If Monash did not devise the Amiens offensive, he was responsible for his formation’s part in it. The 8-kilometre Australian assault frontage meant two divisions had to attack side by side. Its depth necessitated leapfrogs, which favoured the divisions attacking first because they could assemble close to their objectives. Those destined for the later phases had to leapfrog them after marching from concentration areas well to the rear. In the deep penetration now proposed, they would have to march a long way.
By placing the 4th and 5th divisions closest to the start line, Monash shortened the distance for their approach and assault by 5 kilometres. The 2nd and 3rd divisions would leapfrog them to attack the first objective in a set-piece like Le Hamel and be leapfrogged in turn by the 4th and 5th for the open warfare advance to the deeper objectives. Monash knew the scheme was complex—it had never been attempted before—but trusted the competence of his men to carry it out. Calling the plan ‘John Monash’s masterpiece’, the Australian official historian, Charles Bean, thought that it would probably be ‘the classical example for the launching of such operations’. The 1st Division was in reserve.

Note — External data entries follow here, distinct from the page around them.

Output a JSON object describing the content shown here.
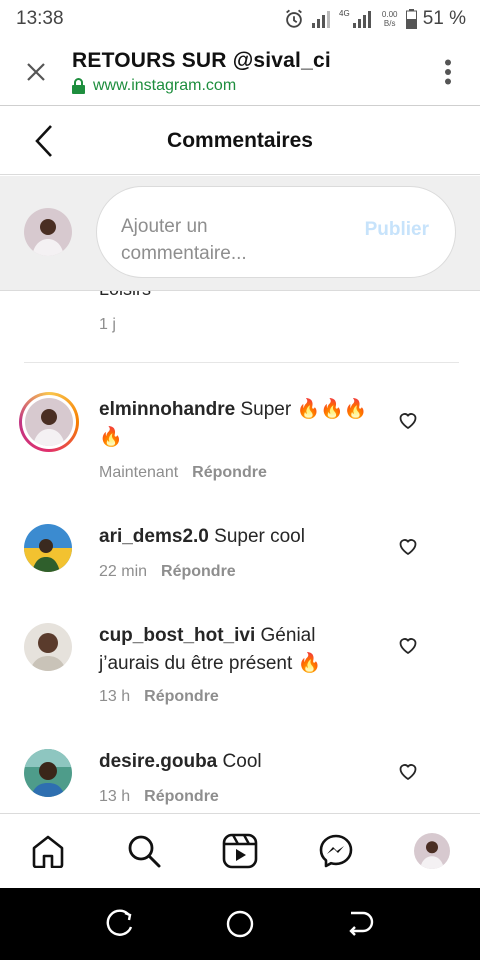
{
  "status_bar": {
    "time": "13:38",
    "network": "4G",
    "net_speed": "0.00\nB/s",
    "battery": "51 %",
    "icons": [
      "alarm-icon",
      "signal-icon",
      "signal-4g-icon",
      "battery-icon"
    ]
  },
  "browser": {
    "title": "RETOURS SUR @sival_ci",
    "url": "www.instagram.com",
    "icons": [
      "close-icon",
      "lock-icon",
      "more-vert-icon"
    ],
    "url_color": "#1e8e3e"
  },
  "header": {
    "title": "Commentaires",
    "back_icon": "chevron-left-icon"
  },
  "compose": {
    "placeholder": "Ajouter un commentaire...",
    "publish_label": "Publier",
    "publish_color": "#c7e3fb"
  },
  "previous_comment": {
    "text": "Loisirs",
    "time": "1 j"
  },
  "comments": [
    {
      "username": "elminnohandre",
      "text": "Super 🔥🔥🔥🔥",
      "time": "Maintenant",
      "reply_label": "Répondre",
      "has_story_ring": true
    },
    {
      "username": "ari_dems2.0",
      "text": "Super cool",
      "time": "22 min",
      "reply_label": "Répondre",
      "has_story_ring": false
    },
    {
      "username": "cup_bost_hot_ivi",
      "text": "Génial j’aurais du être présent 🔥",
      "time": "13 h",
      "reply_label": "Répondre",
      "has_story_ring": false
    },
    {
      "username": "desire.gouba",
      "text": "Cool",
      "time": "13 h",
      "reply_label": "Répondre",
      "has_story_ring": false
    }
  ],
  "bottom_nav": {
    "items": [
      "home-icon",
      "search-icon",
      "reels-icon",
      "messenger-icon",
      "profile-avatar"
    ]
  },
  "android_nav": {
    "items": [
      "recents-icon",
      "home-circle-icon",
      "back-icon"
    ]
  },
  "colors": {
    "accent_blue": "#0095f6",
    "compose_bg": "#efefef",
    "secondary_text": "#8e8e8e"
  }
}
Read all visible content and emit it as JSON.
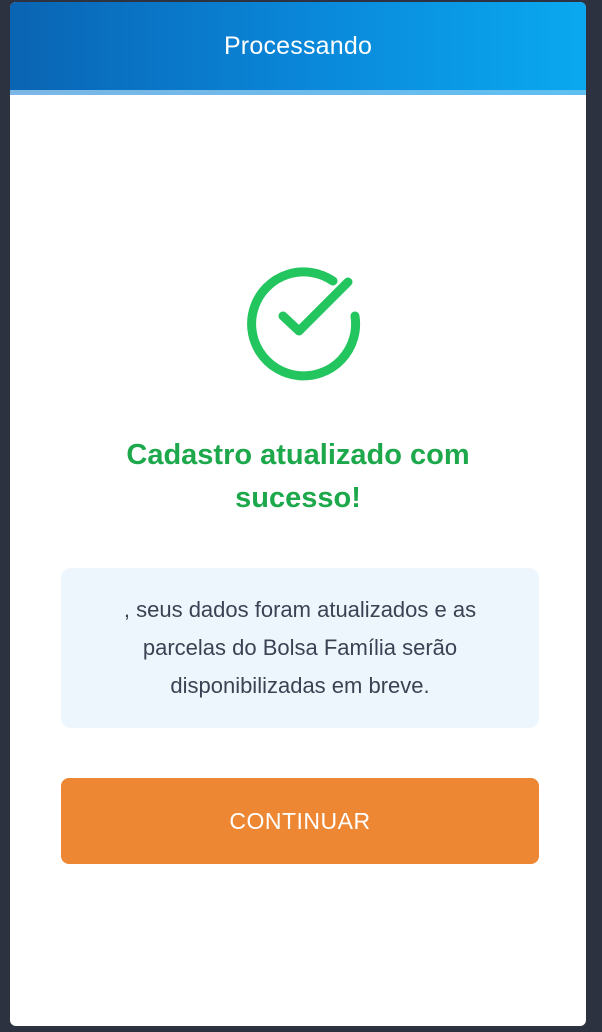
{
  "modal": {
    "title": "Processando",
    "status_icon": "check-circle-icon",
    "success_title": "Cadastro atualizado com sucesso!",
    "message": ", seus dados foram atualizados e as parcelas do Bolsa Família serão disponibilizadas em breve.",
    "continue_label": "CONTINUAR"
  },
  "colors": {
    "header_gradient_start": "#0a64b3",
    "header_gradient_end": "#0aa9ef",
    "success_green": "#1ea84c",
    "button_orange": "#ee8733",
    "message_background": "#eef6fd",
    "backdrop": "#2d3240"
  }
}
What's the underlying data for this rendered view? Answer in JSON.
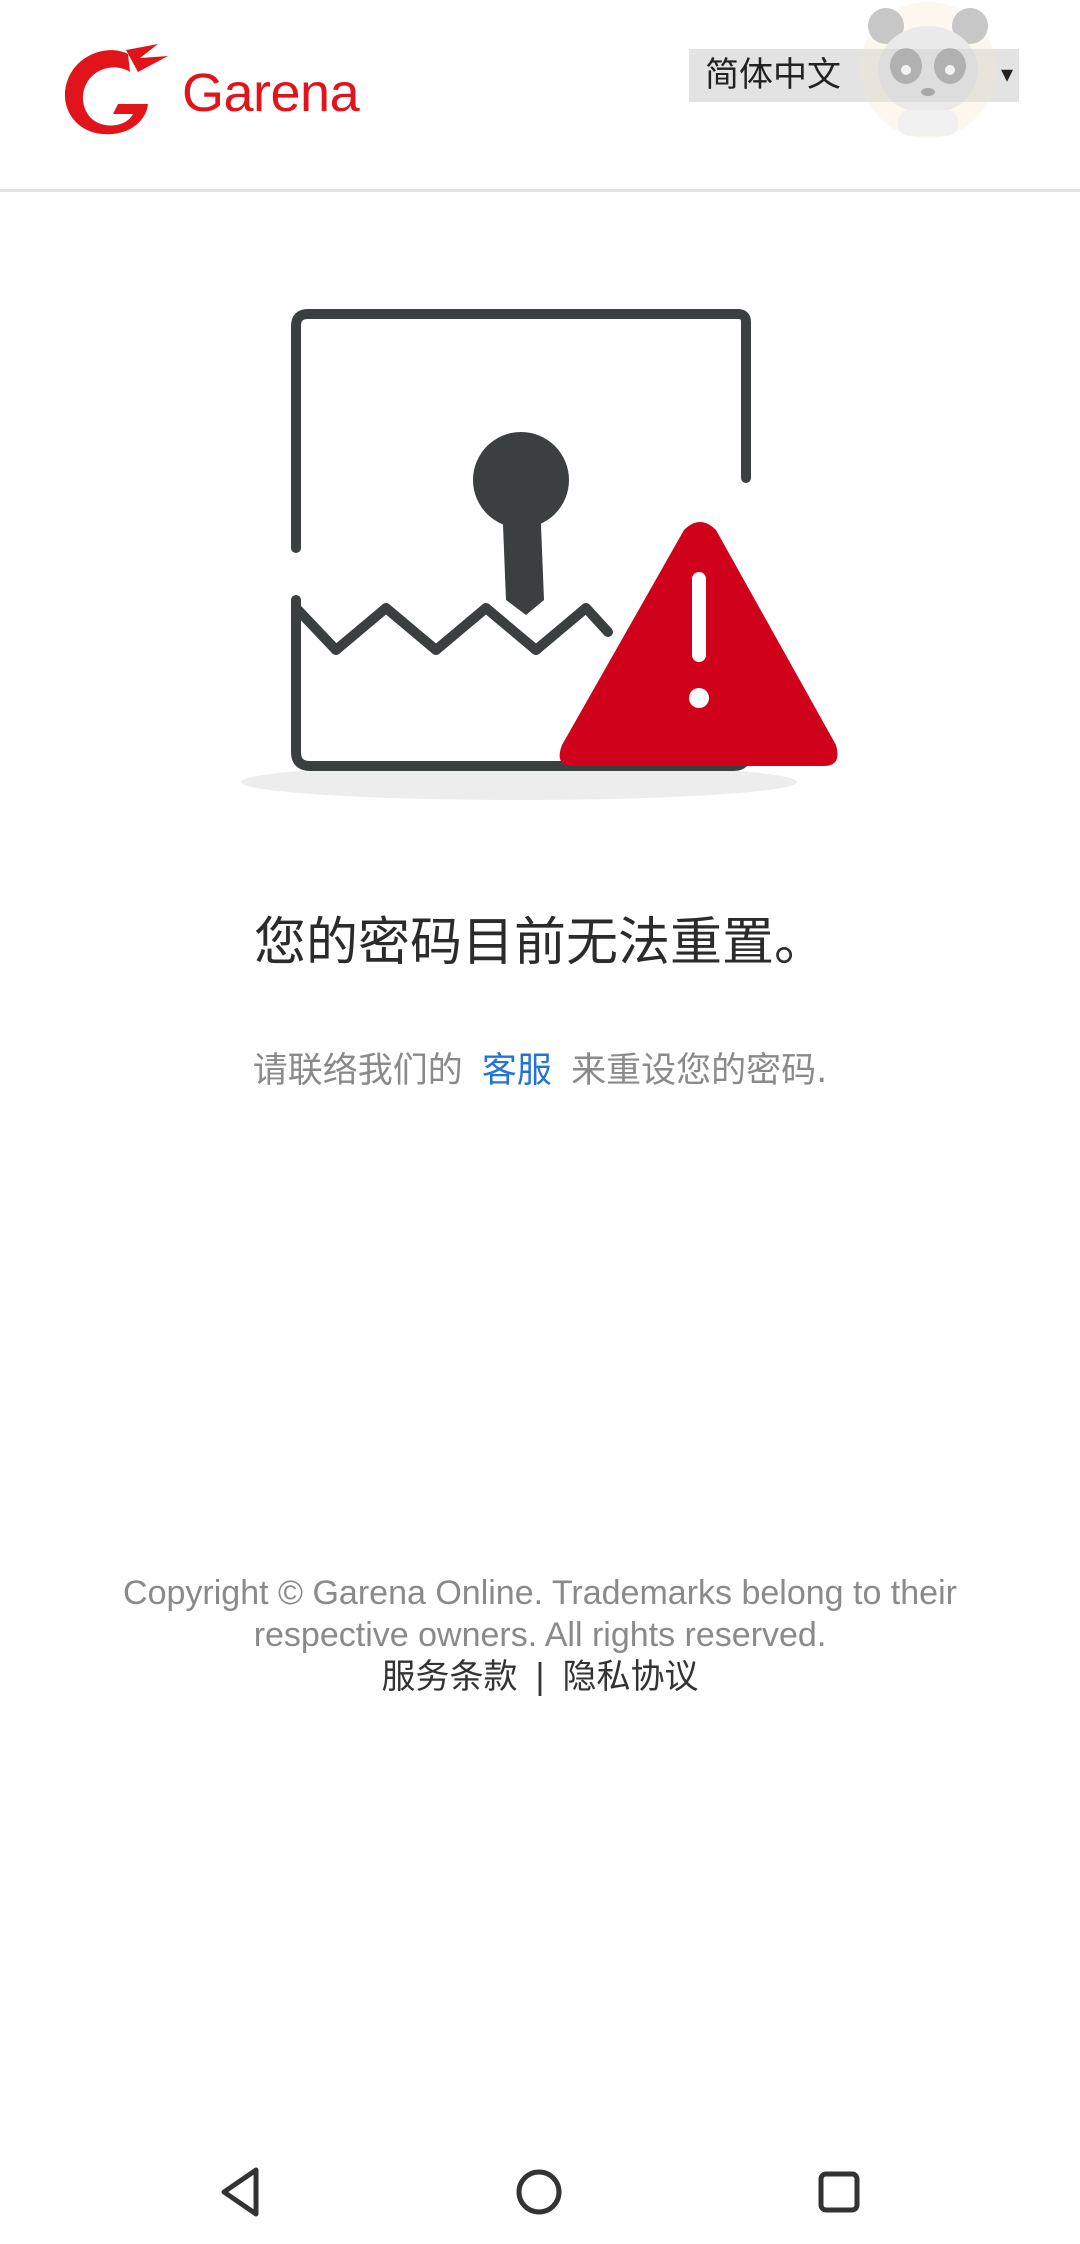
{
  "header": {
    "brand": "Garena",
    "language_selected": "简体中文",
    "language_caret": "▾"
  },
  "main": {
    "headline": "您的密码目前无法重置。",
    "sub_before": "请联络我们的",
    "sub_link": "客服",
    "sub_after": "来重设您的密码."
  },
  "footer": {
    "copyright": "Copyright © Garena Online. Trademarks belong to their respective owners. All rights reserved.",
    "terms": "服务条款",
    "separator": "|",
    "privacy": "隐私协议"
  },
  "icons": {
    "logo": "garena-logo-icon",
    "illustration": "locked-document-warning-icon",
    "avatar": "panda-avatar-icon",
    "back": "back-triangle-icon",
    "home": "home-circle-icon",
    "recent": "recent-square-icon"
  },
  "colors": {
    "brand": "#e2141b",
    "link": "#2673d6",
    "warning": "#d0021b",
    "icon_dark": "#3b3f3f",
    "muted_text": "#8a8a8a"
  }
}
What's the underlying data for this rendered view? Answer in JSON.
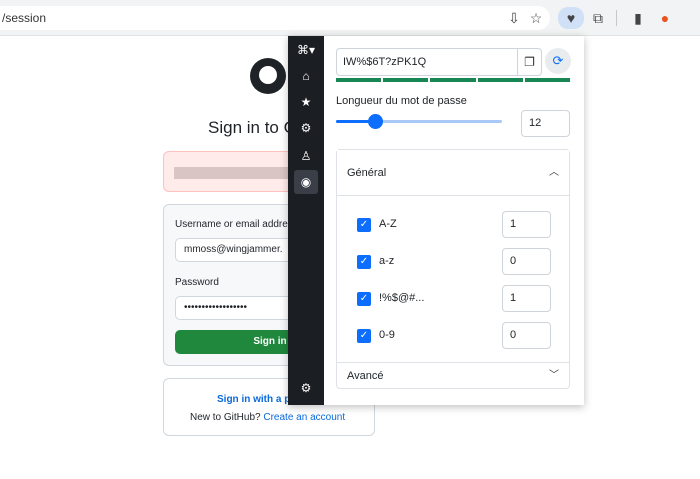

At Monash’s insistence, Rawlinson included the German gun line in the attack’s first phase because its capture would prevent the Germans from withdrawing their artillery during the pause between phases and put Amiens outside the range of all but their heaviest guns. But he refused Monash’s request to extend his line north of the Somme, from which the Germans could enfilade the Australian left flank on the river’s southern side. Monash doubted whether III Corps, which had performed poorly since its battering during the German offensive in March, could clear the northern bank.
At 4.20 am on 8 August the attack began in dense fog. The scene when the sun broke through remained indelibly printed on the minds of the 50,000 Australians who beheld it. ‘Everything was on the move forward, guns, tanks, ambulances’, wrote one. ‘No man’s land of yesterday was a spot now that one could rest in peace and quiet.’
The Germans were understrength and holding a line nowhere near as formidable as the defences the Allies encountered in 1917. A British journalist watched, enraptured, as the Australians shattered it: ‘The marvel seemed real, the road lay open and dry across the Red Sea … the object of all dream and desire seemed to have come.’ Except on their left flank, where III Corps, as Monash had foreseen, was stalled, the Australians reached most of their final objective by midday.
For the loss of 2,000 men, the Australian Corps took 7,295 prisoners, 173 guns and enough engineering materiel to last it for the rest of the war. The Canadians and the French enjoyed similar success. Accustomed to static warfare, commanders—Monash among them—now had to get used to mobile conditions. The transition was not seamless and the advance next day got off to a muddled start. But at least Rawlinson had by then made Monash responsible for the northern side of the Somme. The Australians would advance astride the river until their spectacular capture of Mont St Quentin in September took them beyond it.